The behavior of the hydrophobic effect under pressure and protein denaturation

Abstract

It is well known that proteins denature under high pressure. The mechanism that underlies such a process is still not clearly understood, however, giving way to controversial interpretations. Using molecular dynamics simulation on systems that may be regarded experimentally as limiting examples of the effect of high pressure on globular proteins, such as lysozyme and apomyoglobin, we have effectively reproduced such similarities and differences in behavior as are interpreted from experiment. From the analysis of such data, we explain the experimental evidence at hand through the effect of pressure on the change of water structure, and hence the weakening of the hydrophobic effect that is known to be the main driving force in protein folding.

Figure 1

Hydrogen bond distribution of SPC/E water at 300 K at: 1 bar (black), 3 kbar (dark gray), and 10 Kbar (light gray), as obtained by MD simulation. We can observe an increase in three and five HB/mol coordination states, at the expense of four HB/mol, with the rise in pressure. The criteria used to consider the formation of a hydrogen bond was an OHO angle along the bond not <145°, and an O–H distance not >0.24 nm. The error bars have not been incorporated because they are undetectable visually.

Figure 2

Normalized RMSD (average over all α-carbon atoms of the protein during the whole simulation). The RMSD of the position of α-carbon atoms of the protein along the simulation time shows that at 1 bar the protein remains fluctuating around a homogeneous structure, whereas at 3 kbar a monotonic deviation from the initial structure may be observed. For a better comparison of the high and low pressure RMSD, data has been normalized with the standard deviation values on the ns scale for each system respectively.

Figure 3

(a) Hydrophobic and (b) hydrophilic SAS: 1 bar (solid line); 3 kbar (dotted line). The horizontal lines (– · – ·) correspond to 1 bar average. We can see that both surfaces at 1 bar fluctuate around a relatively stable value, but the 3 kbar surfaces do not.

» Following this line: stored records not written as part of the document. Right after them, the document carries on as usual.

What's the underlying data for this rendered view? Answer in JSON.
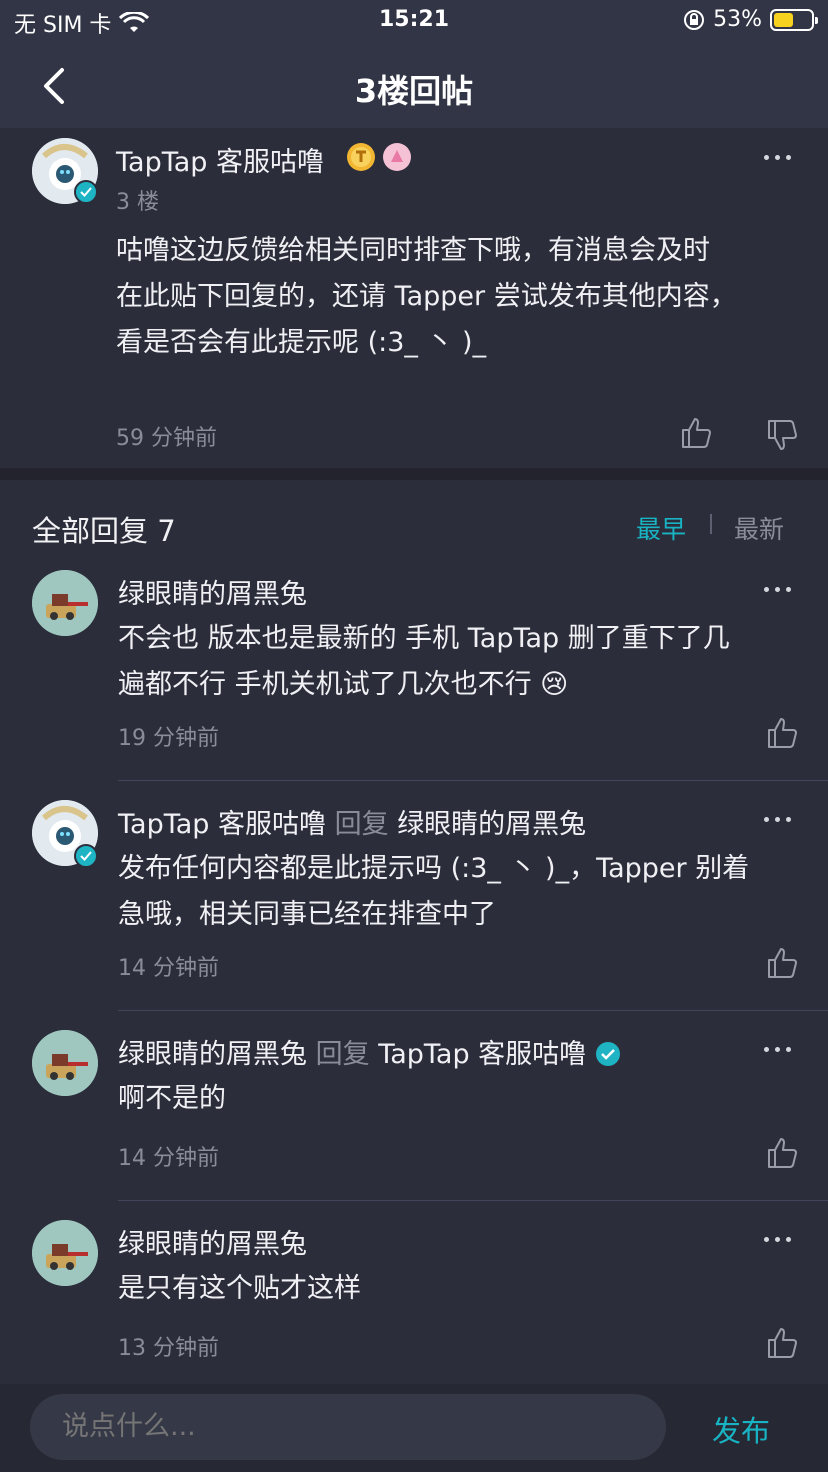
{
  "status_bar": {
    "carrier": "无 SIM 卡",
    "time": "15:21",
    "battery": "53%",
    "battery_level": 0.53
  },
  "nav": {
    "title": "3楼回帖"
  },
  "main_post": {
    "username": "TapTap 客服咕噜",
    "floor": "3 楼",
    "content_lines": [
      "咕噜这边反馈给相关同时排查下哦，有消息会及时",
      "在此贴下回复的，还请 Tapper 尝试发布其他内容，",
      "看是否会有此提示呢 (:3_ 丶 )_"
    ],
    "time": "59 分钟前"
  },
  "replies_header": {
    "title": "全部回复 7",
    "sort_early": "最早",
    "sort_new": "最新"
  },
  "replies": [
    {
      "username": "绿眼睛的屑黑兔",
      "reply_word": "",
      "reply_to": "",
      "content_lines": [
        "不会也 版本也是最新的 手机 TapTap 删了重下了几",
        "遍都不行 手机关机试了几次也不行 😢"
      ],
      "time": "19 分钟前"
    },
    {
      "username": "TapTap 客服咕噜",
      "reply_word": "回复",
      "reply_to": "绿眼睛的屑黑兔",
      "content_lines": [
        "发布任何内容都是此提示吗 (:3_ 丶 )_，Tapper 别着",
        "急哦，相关同事已经在排查中了"
      ],
      "time": "14 分钟前"
    },
    {
      "username": "绿眼睛的屑黑兔",
      "reply_word": "回复",
      "reply_to": "TapTap 客服咕噜",
      "content_lines": [
        "啊不是的"
      ],
      "time": "14 分钟前"
    },
    {
      "username": "绿眼睛的屑黑兔",
      "reply_word": "",
      "reply_to": "",
      "content_lines": [
        "是只有这个贴才这样"
      ],
      "time": "13 分钟前"
    }
  ],
  "bottom_bar": {
    "placeholder": "说点什么...",
    "post_label": "发布"
  },
  "colors": {
    "accent": "#18b4c4",
    "background": "#2b2d3a",
    "header": "#323545"
  }
}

Although the 3 kbar hydrophilic surface behavior does not allow for any definite conclusion, the constant increase rate in the hydrophobic SAS along the total run shows the wakening of the hydrophobic interaction, which in turn leads to protein unfolding.

Figure 4

Connelly surface of apomyoglobin. (a) 1 bar. (b) 3 kbar. The color surface corresponds to the electrostatic potential: gray charged, white neutral. This surface is computed rolling a sphere of radius equal to that of a water molecule along the protein, thus evaluating the molecular area accessible to the solvent.